O Jerusalem!
- Author: Dominique Lapierre and Larry Collins
- Genre: History
- Publisher: Simon & Schuster
- Publication date: 1971
- ISBN: 0-671-66241-4

= O Jerusalem! =

1971 history book by Larry Collins and Dominique Lapierre

O Jerusalem! is a history book published in 1971 by Dominique Lapierre and Larry Collins that seeks to capture the events surrounding the creation of Israel, and the subsequent expulsion and flight of Palestinians.

==Introduction==

The book is the result of two years of research by the authors, which consisted of several thousand interviews, and an examination of a series of publicly available documents and relevant materials.
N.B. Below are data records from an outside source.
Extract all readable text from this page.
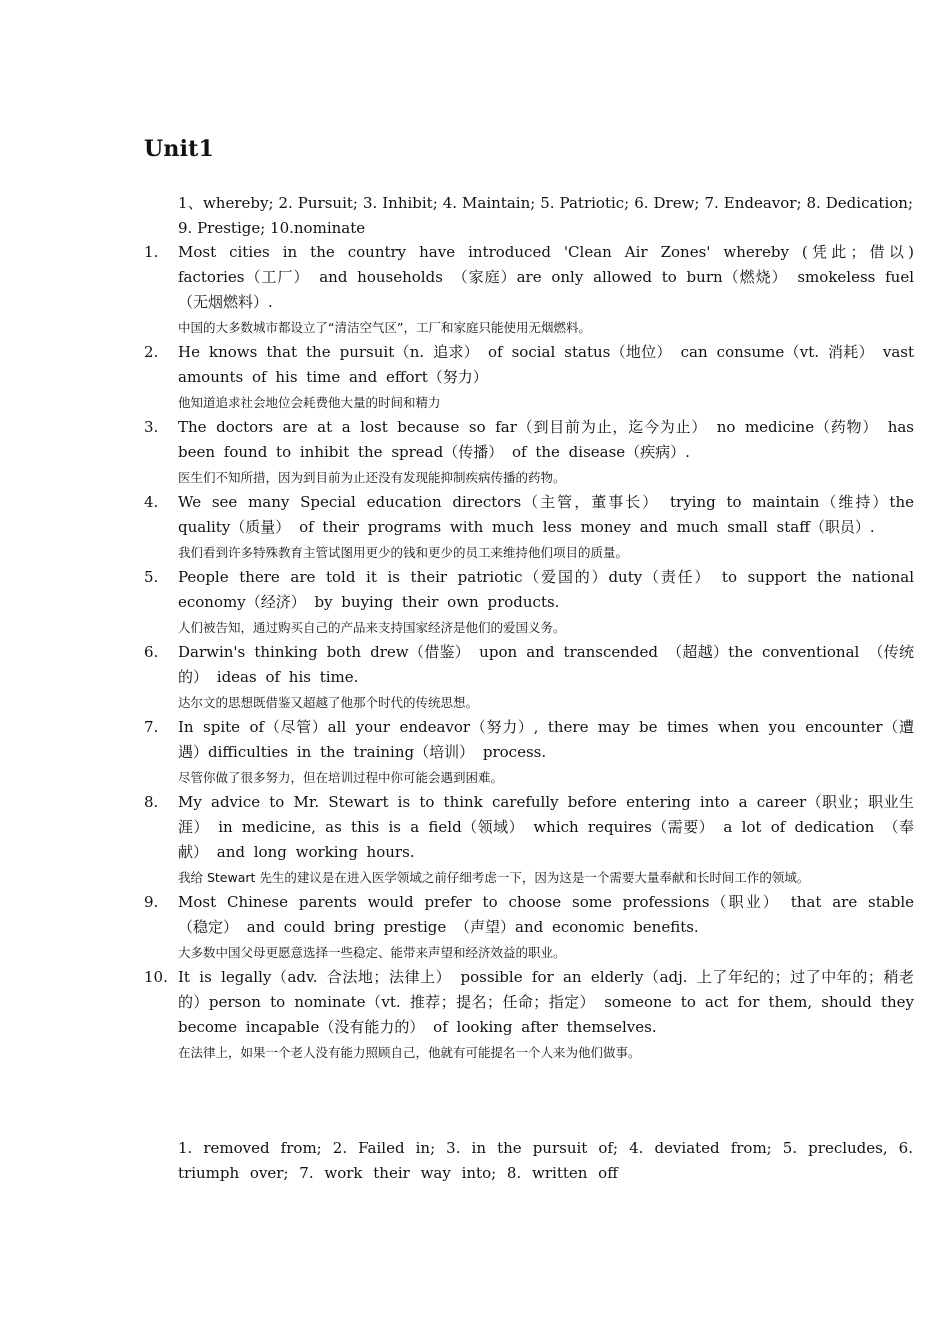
Unit1
1、whereby; 2. Pursuit; 3. Inhibit; 4. Maintain; 5. Patriotic; 6. Drew; 7. Endeavor; 8. Dedication; 9. Prestige; 10.nominate
1.	Most cities in the country have introduced 'Clean Air Zones' whereby (凭此；借以) factories（工厂） and households （家庭）are only allowed to burn（燃烧） smokeless fuel（无烟燃料）.
中国的大多数城市都设立了“清洁空气区”，工厂和家庭只能使用无烟燃料。
2.	He knows that the pursuit（n. 追求） of social status（地位） can consume（vt. 消耗） vast amounts of his time and effort（努力）
他知道追求社会地位会耗费他大量的时间和精力
3.	The doctors are at a lost because so far（到目前为止，迄今为止） no medicine（药物） has been found to inhibit the spread（传播） of the disease（疾病）.
医生们不知所措，因为到目前为止还没有发现能抑制疾病传播的药物。
4.	We see many Special education directors（主管，董事长） trying to maintain（维持）the quality（质量） of their programs with much less money and much small staff（职员）.
我们看到许多特殊教育主管试图用更少的钱和更少的员工来维持他们项目的质量。
5.	People there are told it is their patriotic（爱国的）duty（责任） to support the national economy（经济） by buying their own products.
人们被告知，通过购买自己的产品来支持国家经济是他们的爱国义务。
6.	Darwin's thinking both drew（借鉴） upon and transcended （超越）the conventional （传统的） ideas of his time.
达尔文的思想既借鉴又超越了他那个时代的传统思想。
7.	In spite of（尽管）all your endeavor（努力）, there may be times when you encounter（遭遇）difficulties in the training（培训） process.
尽管你做了很多努力，但在培训过程中你可能会遇到困难。
8.	My advice to Mr. Stewart is to think carefully before entering into a career（职业；职业生涯） in medicine, as this is a field（领域） which requires（需要） a lot of dedication （奉献） and long working hours.
我给 Stewart 先生的建议是在进入医学领域之前仔细考虑一下，因为这是一个需要大量奉献和长时间工作的领域。
9.	Most Chinese parents would prefer to choose some professions（职业） that are stable （稳定） and could bring prestige （声望）and economic benefits.
大多数中国父母更愿意选择一些稳定、能带来声望和经济效益的职业。
10. It is legally（adv. 合法地；法律上） possible for an elderly（adj. 上了年纪的；过了中年的；稍老的）person to nominate（vt. 推荐；提名；任命；指定） someone to act for them, should they become incapable（没有能力的） of looking after themselves.
在法律上，如果一个老人没有能力照顾自己，他就有可能提名一个人来为他们做事。
1. removed from; 2. Failed in; 3. in the pursuit of; 4. deviated from; 5. precludes, 6. triumph over; 7. work their way into; 8. written off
These became the basic materials for presenting the story of the birth of the modern state of Israel, as well a crucial early reader into the circumstances surrounding the creation of the Palestinian refugee crisis.

==Presentation==

The book has forty-six chapters which was grouped into four parts:
- Part One: A Time to Mourn and a Time to Dance has six chapters.
- Part Two: A House Against Itself has eleven chapters.
- Part Three: A City Besieged has thirteen chapters.
- Part Four: A City Divided has sixteen chapters.

==Film adaptation==

In 2006, the book was adapted into a film of the same name by director Élie Chouraqui.